Problems are a part of our life no matter how we feel about the fact. So, we often have to speak about them, and our choice of topic today is dictated by this necessity. First of all, let’s see what exactly a problem is.
- A problem is a situation, person or thing that needs attention and needs to be dealt with or solved:
The main problem of this region is unemployment. (We need to deal with the situation.)
I don’t want to be a problem. (I don’t want to be a person who needs much attention and is difficult to deal with.)
2. A problem is something that has a bad effect on your health/behavior:
He’s had an alcohol problem for years.
Children’s behavior problems stem from unmet needs, according to the psychologist.
- Trouble means certain difficulties:
The tax form was complicated and I had a lot of trouble with it. (It was difficult to fill in the form.)
She got through her exams without too much trouble. (It wasn’t difficult for her to do it.)
Thus, trouble can also mean a problem or problems because if something is difficult, you’re in a situation you have to deal with or solve. So, you could say, “The tax form was complicated I had a problem filling it in” and “She got through her exams without any problems.”
2. (A) trouble is a situation in which people argue or fight:
The trouble (argument) started when she started accusing him.
There was crows trouble (fight) at the stadium.
3. Trouble is a situation in which you experience problems because of something you have done wrong or badly:
He’s in trouble with his teachers because he has been rude to most of them. (His rudeness has lead to this problem, this is his mistake, the cause of the problem.)
You’ll be in big trouble if you take my car. (If you do this, your action will cause problems.)
4. A dangerous situation is trouble rather than a problem:
I’m afraid he’s in trouble and needs our help as soon as possible.
He got into trouble after he’d got into bad company.
5. Trouble is a health problem:
My family has a history of heart trouble.
She’s been having a bit of trouble with her eyes.
6. And last but not least, trouble can mean inconvenience:
I don’t mean to cause you any trouble. (I don’t mean to cause you any inconvenience, slight problems.)
I’d love some more orange juice if it’s not too much trouble. – It’s no trouble at all. (It’s not inconvenient.)

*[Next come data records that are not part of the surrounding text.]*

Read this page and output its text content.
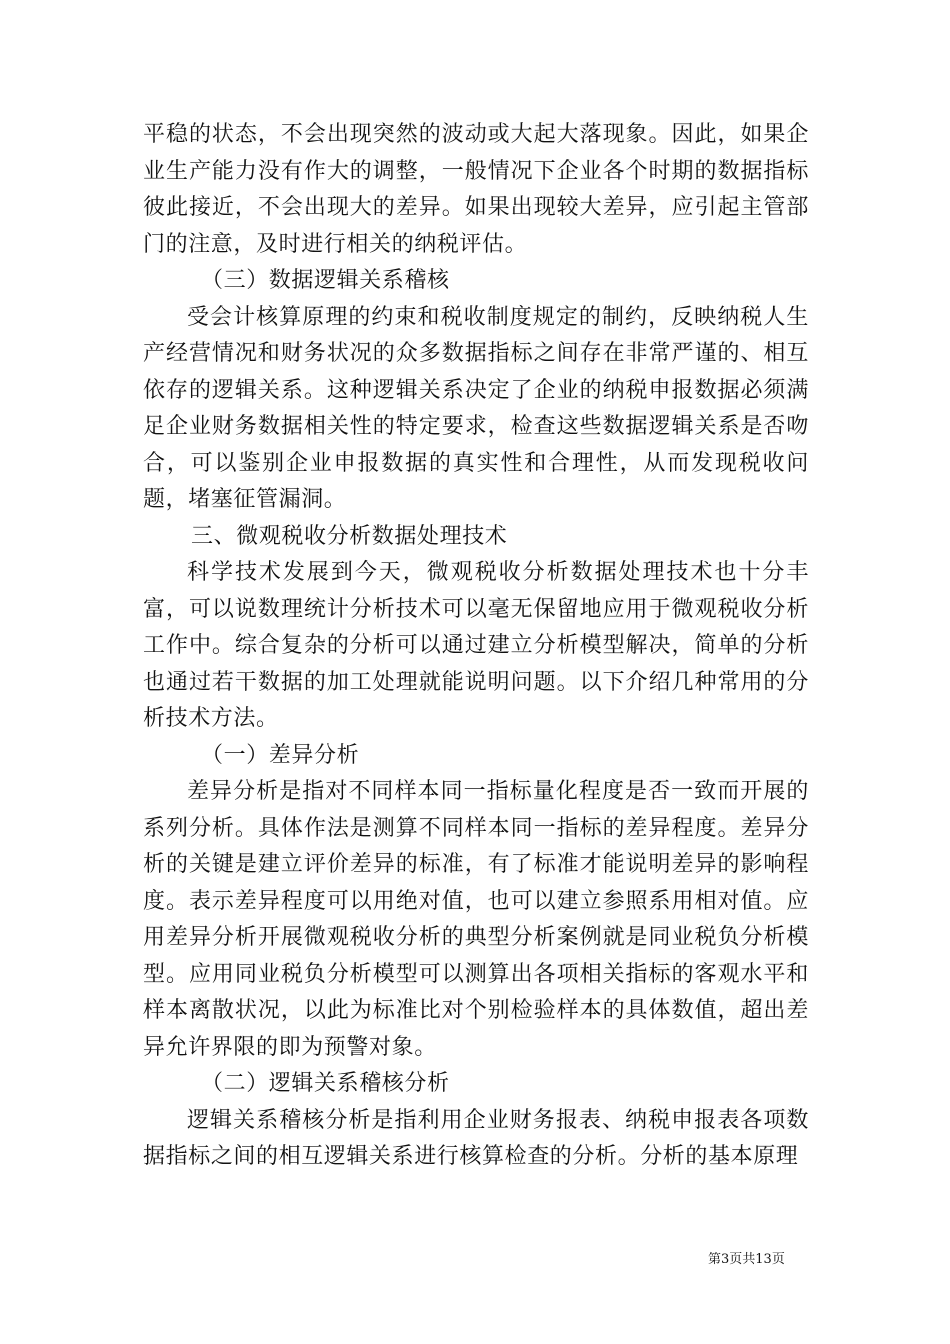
平稳的状态，不会出现突然的波动或大起大落现象。因此，如果企业生产能力没有作大的调整，一般情况下企业各个时期的数据指标彼此接近，不会出现大的差异。如果出现较大差异，应引起主管部门的注意，及时进行相关的纳税评估。

（三）数据逻辑关系稽核

受会计核算原理的约束和税收制度规定的制约，反映纳税人生产经营情况和财务状况的众多数据指标之间存在非常严谨的、相互依存的逻辑关系。这种逻辑关系决定了企业的纳税申报数据必须满足企业财务数据相关性的特定要求，检查这些数据逻辑关系是否吻合，可以鉴别企业申报数据的真实性和合理性，从而发现税收问题，堵塞征管漏洞。

三、微观税收分析数据处理技术

科学技术发展到今天，微观税收分析数据处理技术也十分丰富，可以说数理统计分析技术可以毫无保留地应用于微观税收分析工作中。综合复杂的分析可以通过建立分析模型解决，简单的分析也通过若干数据的加工处理就能说明问题。以下介绍几种常用的分析技术方法。

（一）差异分析

差异分析是指对不同样本同一指标量化程度是否一致而开展的系列分析。具体作法是测算不同样本同一指标的差异程度。差异分析的关键是建立评价差异的标准，有了标准才能说明差异的影响程度。表示差异程度可以用绝对值，也可以建立参照系用相对值。应用差异分析开展微观税收分析的典型分析案例就是同业税负分析模型。应用同业税负分析模型可以测算出各项相关指标的客观水平和样本离散状况，以此为标准比对个别检验样本的具体数值，超出差异允许界限的即为预警对象。

（二）逻辑关系稽核分析

逻辑关系稽核分析是指利用企业财务报表、纳税申报表各项数据指标之间的相互逻辑关系进行核算检查的分析。分析的基本原理

第3页共13页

|situation/person/thing to deal with||problem||1) I’ve got a problem. My German is not good enough to work in this place. 2) The problem is Jake, whose bad attitude ruins everyone’s mood. 3) This building has become a huge problem – it has a leaking roof. We’d better fix it as soon as possible.|
|1) I’m having some trouble/problem with this new device. 2) The trouble/problem started when we moved house.|
|1) This clinic deals with the drug problem. 2) When did the knee trouble begin?|
|fighting, violence, bad behavior||trouble||There’s been a lot of trouble in the neighborhood recently.|
|situation in which you might be criticized/punished||trouble||I’ll be in trouble if I don’t do what he wants.|
|dangerous situation||trouble||He didn’t come home last night and he could be in trouble now.|
|inconvenience||trouble||Thank you for taking the trouble to reply.|
Countable or uncountable?
Problem is always a countable noun. As for trouble, when it means problems (difficulties), it can be both countable and uncountable:
The tax form was complicated and I had a lot of trouble with it. (I had much difficulty in general.)
The tax form was complicated and I had a lot of troubles with it. (I had a lot of difficulties, particular things that were not easy.)
When trouble means fights and/or violence, it can also be either countable or uncountable:
I used to make a lot of trouble at school.
The Troubles were an ethno-nationalist conflict in Northern Ireland.
In the other situations, trouble is uncountable:
My Grandma has had hearing trouble for years.
He took the trouble to respond to each and every request.
I’m in trouble. Can you help me?
I’ll be in trouble if they find out I’m often late.